Of all of the animals humans commonly associate with, only two can be said to have a true symbiotic relationship. Most of the animals we use: birds of prey, horses, cows, sheep, etc were “broken” to the lifestyle. The word is far too often aptly chosen. However, cats and dogs are different. Cats and dogs domesticated themselves. We like to focus on the ecological niches that civilized humans have destroyed over the millennia. In a way it gives us a perverse sense of pride. But I would like to, for the moment, talk about the ecological niches humans have created by their existence.
The domestication of dogs actually predates civilization by most accounts. And it surely functions as a very effective hunting partnership. The help of a dog makes hunting far easier on humans who cannot follow a scent trail, but must instead rely on other secondary signs like broken twigs and disturbed earth. In the mean time, a group of humans can kill prey at a distance, greatly reducing the danger the dog would otherwise face in bringing down the prey itself.

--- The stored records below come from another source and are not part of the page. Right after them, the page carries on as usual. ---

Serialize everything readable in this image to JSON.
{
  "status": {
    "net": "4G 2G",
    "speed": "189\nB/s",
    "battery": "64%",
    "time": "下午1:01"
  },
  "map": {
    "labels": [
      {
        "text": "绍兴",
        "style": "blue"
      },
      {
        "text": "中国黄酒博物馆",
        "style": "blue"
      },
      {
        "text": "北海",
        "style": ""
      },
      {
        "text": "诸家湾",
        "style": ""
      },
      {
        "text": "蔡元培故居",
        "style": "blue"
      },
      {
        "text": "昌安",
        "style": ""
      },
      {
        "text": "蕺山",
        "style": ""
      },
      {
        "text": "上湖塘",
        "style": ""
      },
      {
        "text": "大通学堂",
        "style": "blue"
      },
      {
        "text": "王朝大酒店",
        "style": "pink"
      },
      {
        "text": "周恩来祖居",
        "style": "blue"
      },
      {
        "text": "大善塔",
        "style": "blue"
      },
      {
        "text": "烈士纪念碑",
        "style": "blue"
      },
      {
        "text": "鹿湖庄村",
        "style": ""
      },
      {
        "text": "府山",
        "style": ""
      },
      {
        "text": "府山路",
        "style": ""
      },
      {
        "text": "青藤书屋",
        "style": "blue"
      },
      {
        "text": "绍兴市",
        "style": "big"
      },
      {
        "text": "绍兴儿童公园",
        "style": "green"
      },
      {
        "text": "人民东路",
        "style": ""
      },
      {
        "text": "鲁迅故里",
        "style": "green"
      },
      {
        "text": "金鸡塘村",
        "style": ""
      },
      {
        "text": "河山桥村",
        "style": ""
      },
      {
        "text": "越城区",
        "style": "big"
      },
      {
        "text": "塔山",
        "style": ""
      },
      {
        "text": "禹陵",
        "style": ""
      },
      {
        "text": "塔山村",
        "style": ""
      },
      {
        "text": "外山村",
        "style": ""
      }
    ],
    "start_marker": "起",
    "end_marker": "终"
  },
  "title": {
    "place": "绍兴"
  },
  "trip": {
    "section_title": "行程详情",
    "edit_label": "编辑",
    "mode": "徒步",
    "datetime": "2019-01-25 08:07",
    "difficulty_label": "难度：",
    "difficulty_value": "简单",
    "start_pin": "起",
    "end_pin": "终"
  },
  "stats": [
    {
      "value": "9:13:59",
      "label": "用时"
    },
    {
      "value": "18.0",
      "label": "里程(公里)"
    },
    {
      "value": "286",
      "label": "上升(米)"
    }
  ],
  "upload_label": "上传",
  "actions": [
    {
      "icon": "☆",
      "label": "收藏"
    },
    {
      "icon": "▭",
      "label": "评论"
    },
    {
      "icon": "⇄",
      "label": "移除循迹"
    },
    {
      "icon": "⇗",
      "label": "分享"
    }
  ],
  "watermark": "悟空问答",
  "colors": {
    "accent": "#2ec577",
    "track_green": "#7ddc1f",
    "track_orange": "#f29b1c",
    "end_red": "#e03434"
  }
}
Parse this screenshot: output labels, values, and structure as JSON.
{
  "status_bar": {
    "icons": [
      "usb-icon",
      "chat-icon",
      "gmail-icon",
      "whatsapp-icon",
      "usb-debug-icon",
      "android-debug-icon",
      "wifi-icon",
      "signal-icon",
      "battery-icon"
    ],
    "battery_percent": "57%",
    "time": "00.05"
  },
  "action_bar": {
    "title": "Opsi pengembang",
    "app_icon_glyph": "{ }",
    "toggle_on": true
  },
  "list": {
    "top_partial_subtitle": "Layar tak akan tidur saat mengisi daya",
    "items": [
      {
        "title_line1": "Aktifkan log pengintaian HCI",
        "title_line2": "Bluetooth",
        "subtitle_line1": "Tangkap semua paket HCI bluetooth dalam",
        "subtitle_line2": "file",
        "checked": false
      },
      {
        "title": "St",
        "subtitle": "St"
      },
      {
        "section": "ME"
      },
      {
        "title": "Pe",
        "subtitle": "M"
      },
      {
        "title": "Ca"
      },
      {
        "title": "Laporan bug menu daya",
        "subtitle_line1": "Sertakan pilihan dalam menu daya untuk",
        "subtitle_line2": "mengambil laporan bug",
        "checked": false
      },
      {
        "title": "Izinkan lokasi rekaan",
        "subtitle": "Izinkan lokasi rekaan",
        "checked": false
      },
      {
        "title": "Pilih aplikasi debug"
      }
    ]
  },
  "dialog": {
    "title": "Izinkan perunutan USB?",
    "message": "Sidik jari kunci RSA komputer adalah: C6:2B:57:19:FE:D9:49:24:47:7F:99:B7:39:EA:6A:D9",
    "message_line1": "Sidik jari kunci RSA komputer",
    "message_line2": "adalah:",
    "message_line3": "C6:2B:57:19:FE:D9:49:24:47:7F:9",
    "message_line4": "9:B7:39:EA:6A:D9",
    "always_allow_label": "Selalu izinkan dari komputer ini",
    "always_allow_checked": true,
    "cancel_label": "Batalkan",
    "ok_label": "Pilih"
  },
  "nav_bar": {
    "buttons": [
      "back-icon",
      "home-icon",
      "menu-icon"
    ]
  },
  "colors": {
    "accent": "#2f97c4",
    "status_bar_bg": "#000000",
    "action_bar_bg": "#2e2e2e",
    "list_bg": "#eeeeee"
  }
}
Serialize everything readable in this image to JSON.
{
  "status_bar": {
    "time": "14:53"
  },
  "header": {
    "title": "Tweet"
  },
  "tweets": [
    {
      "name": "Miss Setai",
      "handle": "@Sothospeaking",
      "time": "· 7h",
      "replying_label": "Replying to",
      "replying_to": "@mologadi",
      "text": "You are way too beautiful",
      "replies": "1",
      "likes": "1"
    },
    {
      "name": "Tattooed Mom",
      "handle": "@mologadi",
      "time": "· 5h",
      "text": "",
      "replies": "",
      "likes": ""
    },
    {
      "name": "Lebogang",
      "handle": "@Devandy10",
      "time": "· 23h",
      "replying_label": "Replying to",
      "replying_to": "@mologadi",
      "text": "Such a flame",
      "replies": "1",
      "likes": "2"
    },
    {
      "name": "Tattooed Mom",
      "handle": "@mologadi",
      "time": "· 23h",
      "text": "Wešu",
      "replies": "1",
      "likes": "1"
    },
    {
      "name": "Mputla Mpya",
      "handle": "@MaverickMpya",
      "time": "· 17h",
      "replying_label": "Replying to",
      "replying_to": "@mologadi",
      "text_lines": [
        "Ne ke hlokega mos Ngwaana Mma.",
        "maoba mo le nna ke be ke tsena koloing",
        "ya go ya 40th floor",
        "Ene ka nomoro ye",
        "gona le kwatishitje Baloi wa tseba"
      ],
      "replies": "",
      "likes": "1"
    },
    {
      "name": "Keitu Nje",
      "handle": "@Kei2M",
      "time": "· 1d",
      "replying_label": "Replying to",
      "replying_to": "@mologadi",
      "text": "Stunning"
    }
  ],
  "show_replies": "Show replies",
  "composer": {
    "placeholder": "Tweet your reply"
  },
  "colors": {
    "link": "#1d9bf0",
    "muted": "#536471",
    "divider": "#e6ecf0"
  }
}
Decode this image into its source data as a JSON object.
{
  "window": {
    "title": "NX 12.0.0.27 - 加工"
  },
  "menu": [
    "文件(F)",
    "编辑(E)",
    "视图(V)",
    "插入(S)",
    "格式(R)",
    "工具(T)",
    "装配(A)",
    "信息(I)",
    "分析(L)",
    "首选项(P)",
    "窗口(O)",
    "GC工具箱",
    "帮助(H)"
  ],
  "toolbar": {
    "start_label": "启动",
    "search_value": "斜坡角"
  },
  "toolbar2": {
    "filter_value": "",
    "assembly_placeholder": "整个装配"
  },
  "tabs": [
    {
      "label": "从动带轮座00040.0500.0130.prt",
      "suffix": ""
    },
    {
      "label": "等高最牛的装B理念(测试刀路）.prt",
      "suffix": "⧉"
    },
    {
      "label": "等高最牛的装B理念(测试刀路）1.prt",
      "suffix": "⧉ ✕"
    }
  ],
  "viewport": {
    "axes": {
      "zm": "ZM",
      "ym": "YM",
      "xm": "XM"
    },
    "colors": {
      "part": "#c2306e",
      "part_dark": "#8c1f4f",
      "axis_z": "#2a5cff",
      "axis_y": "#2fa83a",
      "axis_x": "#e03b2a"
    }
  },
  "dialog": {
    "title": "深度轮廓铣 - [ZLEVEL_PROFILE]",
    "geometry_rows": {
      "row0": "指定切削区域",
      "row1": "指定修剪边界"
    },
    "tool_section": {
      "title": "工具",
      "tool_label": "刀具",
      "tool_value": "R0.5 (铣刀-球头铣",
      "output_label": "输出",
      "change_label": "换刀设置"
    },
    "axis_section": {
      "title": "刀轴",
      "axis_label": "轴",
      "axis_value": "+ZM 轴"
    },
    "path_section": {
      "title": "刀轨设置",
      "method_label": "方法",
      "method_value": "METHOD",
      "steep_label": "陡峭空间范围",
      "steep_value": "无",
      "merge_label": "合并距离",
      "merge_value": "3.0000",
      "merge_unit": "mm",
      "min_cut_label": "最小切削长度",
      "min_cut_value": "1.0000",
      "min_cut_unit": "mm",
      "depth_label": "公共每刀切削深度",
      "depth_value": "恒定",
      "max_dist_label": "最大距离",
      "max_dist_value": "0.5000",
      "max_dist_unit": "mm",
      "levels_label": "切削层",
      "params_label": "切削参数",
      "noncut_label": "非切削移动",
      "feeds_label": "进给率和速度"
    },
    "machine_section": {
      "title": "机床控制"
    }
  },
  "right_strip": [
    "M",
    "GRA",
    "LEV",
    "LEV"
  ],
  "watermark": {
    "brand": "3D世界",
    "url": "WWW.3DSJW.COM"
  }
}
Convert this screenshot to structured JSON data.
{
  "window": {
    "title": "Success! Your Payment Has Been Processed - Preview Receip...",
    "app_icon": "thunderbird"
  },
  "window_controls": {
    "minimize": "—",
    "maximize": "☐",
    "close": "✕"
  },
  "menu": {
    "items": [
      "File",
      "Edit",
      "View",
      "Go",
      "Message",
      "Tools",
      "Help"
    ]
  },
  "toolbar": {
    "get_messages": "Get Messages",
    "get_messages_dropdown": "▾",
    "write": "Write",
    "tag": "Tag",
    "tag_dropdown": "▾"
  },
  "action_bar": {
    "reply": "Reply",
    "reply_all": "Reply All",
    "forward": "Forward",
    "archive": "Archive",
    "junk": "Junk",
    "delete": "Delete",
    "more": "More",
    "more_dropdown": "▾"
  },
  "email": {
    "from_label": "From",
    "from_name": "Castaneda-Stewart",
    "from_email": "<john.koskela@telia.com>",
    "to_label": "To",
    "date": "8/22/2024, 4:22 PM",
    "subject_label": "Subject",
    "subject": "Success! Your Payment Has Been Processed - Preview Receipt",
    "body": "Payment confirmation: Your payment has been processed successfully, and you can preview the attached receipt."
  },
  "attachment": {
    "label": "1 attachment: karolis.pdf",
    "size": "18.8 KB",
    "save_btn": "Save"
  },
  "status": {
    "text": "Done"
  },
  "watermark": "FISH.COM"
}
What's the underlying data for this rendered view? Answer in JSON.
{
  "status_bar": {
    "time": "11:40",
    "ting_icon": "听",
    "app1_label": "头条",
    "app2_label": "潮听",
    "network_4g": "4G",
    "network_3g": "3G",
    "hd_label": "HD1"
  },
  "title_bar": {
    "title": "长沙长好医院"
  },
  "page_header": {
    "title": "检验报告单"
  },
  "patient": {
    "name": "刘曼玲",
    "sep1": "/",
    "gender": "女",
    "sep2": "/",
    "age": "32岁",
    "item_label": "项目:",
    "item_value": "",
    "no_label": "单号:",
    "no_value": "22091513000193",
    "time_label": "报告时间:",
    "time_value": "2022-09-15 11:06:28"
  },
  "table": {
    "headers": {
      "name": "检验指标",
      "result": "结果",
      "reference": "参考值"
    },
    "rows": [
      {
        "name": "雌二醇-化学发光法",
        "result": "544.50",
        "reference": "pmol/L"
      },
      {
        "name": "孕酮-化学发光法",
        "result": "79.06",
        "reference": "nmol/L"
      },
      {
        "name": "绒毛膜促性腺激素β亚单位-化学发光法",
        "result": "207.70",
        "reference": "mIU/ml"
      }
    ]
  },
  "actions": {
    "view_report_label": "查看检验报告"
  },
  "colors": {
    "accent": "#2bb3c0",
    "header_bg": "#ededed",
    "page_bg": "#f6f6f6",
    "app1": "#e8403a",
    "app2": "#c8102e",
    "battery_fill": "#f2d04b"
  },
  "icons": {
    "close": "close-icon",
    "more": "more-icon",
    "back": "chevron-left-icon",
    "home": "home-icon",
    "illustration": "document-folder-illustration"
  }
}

Cats have the dubious distinction of being the only animal that willingly allied itself with civilized man. When civilized man began to store large quantities of grain, most particularly in Ancient Egypt, he attracted rodents by the bucketful to the readily available grain. The rodents attracted small cats who delighted the Egyptians by being quite willing and able to kill and eat the rodents that would otherwise have taken all of their grain. The partnership was so beneficial that the Egyptians venerated cats, and made one of their most important goddesses a cat. The goddess Bast’s job was to guard Ra, the sun god, from an evil serpent as he rowed the sun across the sky each day, which also suggests the Egyptian cats found river snakes to be delicious as well. And while the medieval Europeans certainly took a dislike to the cat, most cultures across the world have found their inclusion to be beneficial. As do we.
We had a cat. Jet. Our relationship with her was mutually beneficial. She gave us comfort. We gave her shelter. She brought us bugs. We gave her other foods. We had hoped that she would be with us in our life after civilization. She was a natural hunter, mostly hunting for bugs, but we planned on getting her a mouse to “play” with. There was a hunting experience in which she jumped in the air to catch a fly. We were quite proud of her for that one. She was always full of energy and life, and very young on top of that. She was with us for such a short time, but despite that she had a full life. It was difficult to say goodbye to her, as it would be to say goodbye to any family member. It may be hard to understand for anyone without a cat or a dog to love, but they are part of the family. They connect with you. You get attached. You bond. And one day you have to say goodbye. But is it worth it? In a word, yes.